14 Regeln von Ignatius

Von Ignatius, einem Meister der Kommunikation, seien zusammenfassend 14 Regeln des guten Umgangs miteinander vorgestellt. Sie stammen vor allem aus seiner Instruktion für die Mitbrüder auf dem Konzil von Trient (1546) und verschiedenen anderen Texten.
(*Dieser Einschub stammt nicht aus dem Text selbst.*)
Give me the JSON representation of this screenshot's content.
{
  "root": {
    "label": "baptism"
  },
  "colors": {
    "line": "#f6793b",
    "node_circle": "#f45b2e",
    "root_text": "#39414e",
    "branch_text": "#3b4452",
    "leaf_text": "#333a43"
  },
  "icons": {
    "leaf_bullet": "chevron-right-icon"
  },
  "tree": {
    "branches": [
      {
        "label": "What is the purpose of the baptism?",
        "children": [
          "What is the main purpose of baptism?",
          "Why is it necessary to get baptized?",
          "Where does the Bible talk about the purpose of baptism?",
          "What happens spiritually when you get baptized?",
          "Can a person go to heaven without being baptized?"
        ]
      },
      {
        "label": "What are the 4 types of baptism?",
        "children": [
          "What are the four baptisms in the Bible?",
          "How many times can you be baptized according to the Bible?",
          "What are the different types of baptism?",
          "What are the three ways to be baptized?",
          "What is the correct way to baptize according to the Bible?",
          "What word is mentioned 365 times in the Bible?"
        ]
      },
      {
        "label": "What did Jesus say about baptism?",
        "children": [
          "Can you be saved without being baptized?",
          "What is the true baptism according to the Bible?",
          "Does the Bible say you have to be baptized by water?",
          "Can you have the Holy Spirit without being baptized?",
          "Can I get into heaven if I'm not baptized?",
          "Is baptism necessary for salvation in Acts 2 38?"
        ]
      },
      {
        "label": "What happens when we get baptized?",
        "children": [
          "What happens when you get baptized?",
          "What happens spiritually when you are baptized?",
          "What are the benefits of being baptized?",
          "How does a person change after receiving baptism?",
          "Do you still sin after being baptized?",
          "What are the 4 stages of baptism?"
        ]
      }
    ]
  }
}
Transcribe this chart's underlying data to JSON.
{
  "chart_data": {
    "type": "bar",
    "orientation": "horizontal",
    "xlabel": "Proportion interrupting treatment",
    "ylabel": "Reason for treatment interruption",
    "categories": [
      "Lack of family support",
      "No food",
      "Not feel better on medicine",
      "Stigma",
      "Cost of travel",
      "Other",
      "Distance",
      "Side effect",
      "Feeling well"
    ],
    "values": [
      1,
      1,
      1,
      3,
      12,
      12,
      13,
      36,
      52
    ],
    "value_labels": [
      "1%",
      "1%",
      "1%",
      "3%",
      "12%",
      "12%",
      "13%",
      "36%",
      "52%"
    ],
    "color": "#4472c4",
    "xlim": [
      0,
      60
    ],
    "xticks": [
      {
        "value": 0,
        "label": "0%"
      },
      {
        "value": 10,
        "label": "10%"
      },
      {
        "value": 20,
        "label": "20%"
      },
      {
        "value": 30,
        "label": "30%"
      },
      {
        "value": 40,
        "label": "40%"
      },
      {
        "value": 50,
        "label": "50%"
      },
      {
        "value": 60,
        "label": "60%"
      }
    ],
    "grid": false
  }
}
Sie sind sprachlich ein wenig als Regel vereinfacht, aber eng an die ursprünglichen Formulierungen angelehnt.

– Sei dir immer bewusst: Gespräche können viel aufbauen und viel zerstören.

– Suche den positiven Sinn in den Aussagen des Gesprächspartners.

– Verstehendes, fragendes, lernendes Hören hat Vorrang vor dem Reden.

– Höre dreidimensional und nimm vom andern wahr: Inhalte – Gefühle – Wollen/Werte.

– Nimm deine eigenen inneren Bewegungen wahr und versuche ruhig zu bleiben.

– Wenn notwendig, sag deine Meinung und deine Argumente: ruhig und klar, deutlich und bescheiden.

– Berufe dich mehr auf die Sache als auf Autoritäten und halte dich nicht für unfehlbar.

– Baue Vorurteile ab und würdige Perspektiven und Argumente aller.

– Prüfe die Motivation deiner Entscheidung zum Schweigen bzw. Sprechen.

– Nimm dir die dem Menschen bzw. der Sache angemessene Zeit.

– Bemühe dich, niemanden unzufrieden zurückzulassen.

– Nütze die Chance der Arbeit an und mit der Sprache.

– Kommunikation wird getragen von menschlicher Achtung, Aufmerksamkeit und vom Vertrauen auf das Wirken des Geistes Gottes.

– Der Geist der Dankbarkeit ist die Quelle alles Guten. Es gehört dir nur wirklich, wofür du danken kannst.

Die goldene Regel Jesu

In der Bibel findet sich die Formulierung Jesu: »Alles, was ihr von anderen erwartet, das tut auch ihnen« (Mt 7,12). Wenn es dann heißt, dies sei das ganze Gesetz und die Propheten, ist damit nicht gemeint, die restlichen tausend Seiten könne man sich sparen; aber es ist eine Botschaft, die mit kurzen Worten Wesentliches für menschenfreundliches Leben zum Ausdruck bringt.

Wer den »Goldschatz« dieser Regel heben will, der kann sich auf einen besinnlichen Weg begeben:

– Was tut mir gut in Begegnungen?

– Wie möchte ich, dass andere mit mir umgehen?

– Was verletzt, ängstigt, schmerzt, bedrängt mich, wenn andere in ihrem Tun, in ihren Worten, in ihrer Mimik, in ihrem Verhalten mir begegnen?

– Wie sehr halte ich mich selber an die Erwartungen, die ich an andere habe?

– Kann ich unterscheiden, was mir gefällt und was andere nicht schon automatisch als »goldene« Umgangsweise erleben?

So eine Selbstbesinnung kann noch eine ganz besondere Bedeutung bekommen und gemeinschaftsfördernd sein, wenn sich eine Gruppe von Menschen darauf einlässt und goldene Regeln miteinander aushandelt.